Hissons nos couleurs !

Hissez ho, l'âme des pirates,

Jamais ne mourra !

Yo ho ! Quand sonne l'heure,

Hissons nos couleurs !

Hissez ho, l'âme des pirates,

Jamais ne mourra !*

Elle termina lentement. Soudain, elle entendit Tyrion soupirer de l'autre côté du mur suivit par un petit reniflement amusé.

«Je ne connaissais pas cette chanson. D'où provient-elle ?» Demanda-t-il, vraiment intéressé. Emerys cligna des yeux puis tapota ses doigts sur son ventre, les yeux glissant le long des pierres.

«C'est très ancien. Des gens sont morts en la chantant.» Dit-elle avec un petit sourire nostalgique.

«Pourtant vous la chantez et vous n'êtes pas encore morte.» Tyrion sourit de l'autre côté, dans la même position qu'elle.

«J'en ai une autre si vous voulez l'entendre …» Dit Emerys après un petit moment silencieux entre les deux. Tyrion acquit mais se souvint qu'elle ne pouvait pas le voir alors il lui demanda gentiment de chanter pour lui.

Emerys reprit une bonne position sur le sol puis commença sa nouvelle chanson.

Et qui êtes-vous, dit le fier Lord

Devant lequel dois-je m'incliner si bas ?

Seulement un chat de fourrure différente

C'est là la seule vérité que je connaisse

Dans une fourrure d'or ou une fourrure de rouge

Un lion a toujours des griffes

La gorge de Tyrion se serra lorsqu'il se rendit compte qu'elle chantait une chanson qui impliquait sa famille.

Et les miennes sont aussi longues et acérées, mon Lord,

Longues et acérées comme les vôtres,

Et ainsi il parla, et ainsi il parla

Ce Lord de Castamere

Mais maintenant les pluies tombent sur son château,

Et personne n'est en ce lieu pour l'entendre

Oui, maintenant les pluies tombent sur son château,

Et il n'y a pas une âme pour l'entendre …

Comme tout à l'heure, elle s'arrêta doucement de chanter puis tendit l'oreille pour savoir ce qu'allait dire Tyrion. Cette chanson n'avait pas été chantée par hasard et les larmes recouvraient bientôt sa vision avec les images de ce terrible soir.

«Vous étiez là-bas … Aux Noces Pourpres n'est-ce pas ?» Questionna lentement Tyrion en réalisant ce qu'elle venait de chanter. Il se sentait honteux et attrister car il n'avait jamais voulu cela.

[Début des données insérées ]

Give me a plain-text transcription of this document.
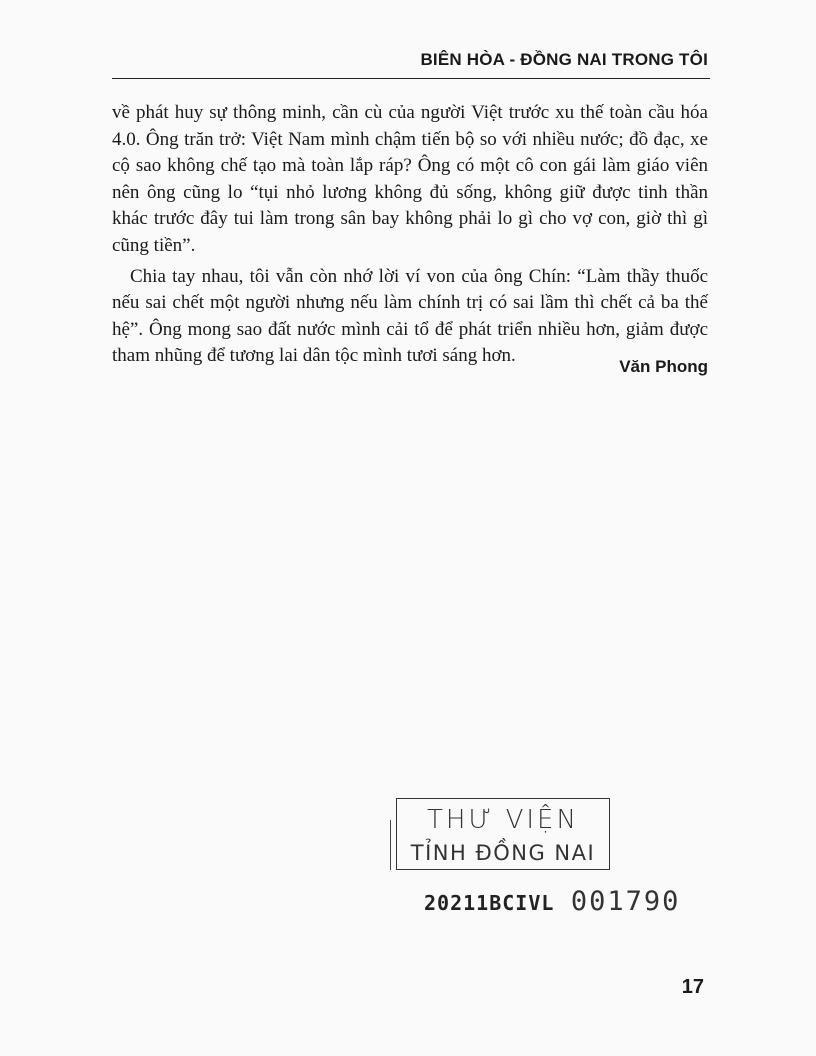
BIÊN HÒA - ĐỒNG NAI TRONG TÔI

về phát huy sự thông minh, cần cù của người Việt trước xu thế toàn cầu hóa 4.0. Ông trăn trở: Việt Nam mình chậm tiến bộ so với nhiều nước; đồ đạc, xe cộ sao không chế tạo mà toàn lắp ráp? Ông có một cô con gái làm giáo viên nên ông cũng lo “tụi nhỏ lương không đủ sống, không giữ được tinh thần khác trước đây tui làm trong sân bay không phải lo gì cho vợ con, giờ thì gì cũng tiền”.

Chia tay nhau, tôi vẫn còn nhớ lời ví von của ông Chín: “Làm thầy thuốc nếu sai chết một người nhưng nếu làm chính trị có sai lầm thì chết cả ba thế hệ”. Ông mong sao đất nước mình cải tổ để phát triển nhiều hơn, giảm được tham nhũng để tương lai dân tộc mình tươi sáng hơn.

Văn Phong
THƯ VIỆN
TỈNH ĐỒNG NAI
20211BCIVL 001790
17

«Oui. J'ai vu ce qu'ils ont faits, nous avions tous vus.» Dit-elle simplement en déglutissant. Tyrion savait de qui elle parlait quand elle disait «nous». Arya Stark et Sandor Clegane avaient donc été là lors de ce terrible drame … Pauvre enfant.

«Je suis désolé. J'aurais aimé que les choses aient étés différentes.» Expliqua Tyrion en fermant les yeux, une pointe de douleur dans sa poitrine. Quelque fois, il se haïssait de ne pas avoir plus de pouvoir sur son père pour lui faire changer d'avis. Mais têtu comme il l'était, rien ne pouvait le faire changer d'avis.

«La mort est une chose curieuse. Qu'y a-t-il de l'autre côté à votre avis ? Des Dieux pour nous accueillir ou les ténèbres ?» Demanda Emerys en fronçant les sourcils.

«Je ne sais pas mais je pense que je ne vais pas tarder à le savoir.» Répondit abruptement Tyrion qui se redressa sur la caisse pour fixer la porte du cachot. Des gardes se rapprochaient pour venir le prendre et l'emmener à la deuxième cession de son procès.

L'un des gardes ouvrit brutalement la porte de son cachot puis le second s'approcha de lui avec une paire de menotte en main. Il accrocha les poignets de Tyrion puis le tira à ses pieds vers la sortie et vers son destin. A contre cœur, il suivit les gardes hors de sa prison temporaire en espérant que ce n'était pas la dernière fois qu'il parlerait à Emerys.

«Bonne chance, Tyrion Lannister.» Chuchota la femme de l'autre côté du trou. Il sourit malgré qu'elle ne pouvait pas le voir puis suivit calmement les gardes dans le couloir. A chaque pas, son cœur courrait plus vite dans sa poitrine.

Qu'est-ce qui allait ressortir de cette seconde partie du jugement ? Son père allait le faire pendre, le décapité ou l'empoisonner pour le meurtre de Joffrey ? Ce fut à cet instant précis que Tyrion su qu'il n'était pas prêt à mourir, pas pour un meurtre qu'il n'avait pas commis.

«Que les Dieux soient avec moi pour une fois.» Marmonna-t-il alors qu'il approchait des grandes portes, la boule au ventre.

De son côté, Emerys ferma les yeux et murmura une longue prière pour la vie de Tyrion Lannister ainsi que celle de Sandor Clegane.

A suivre …


*Je vous mets au défi de trouver d'où vient cette chanson ! :) C'est assez simple.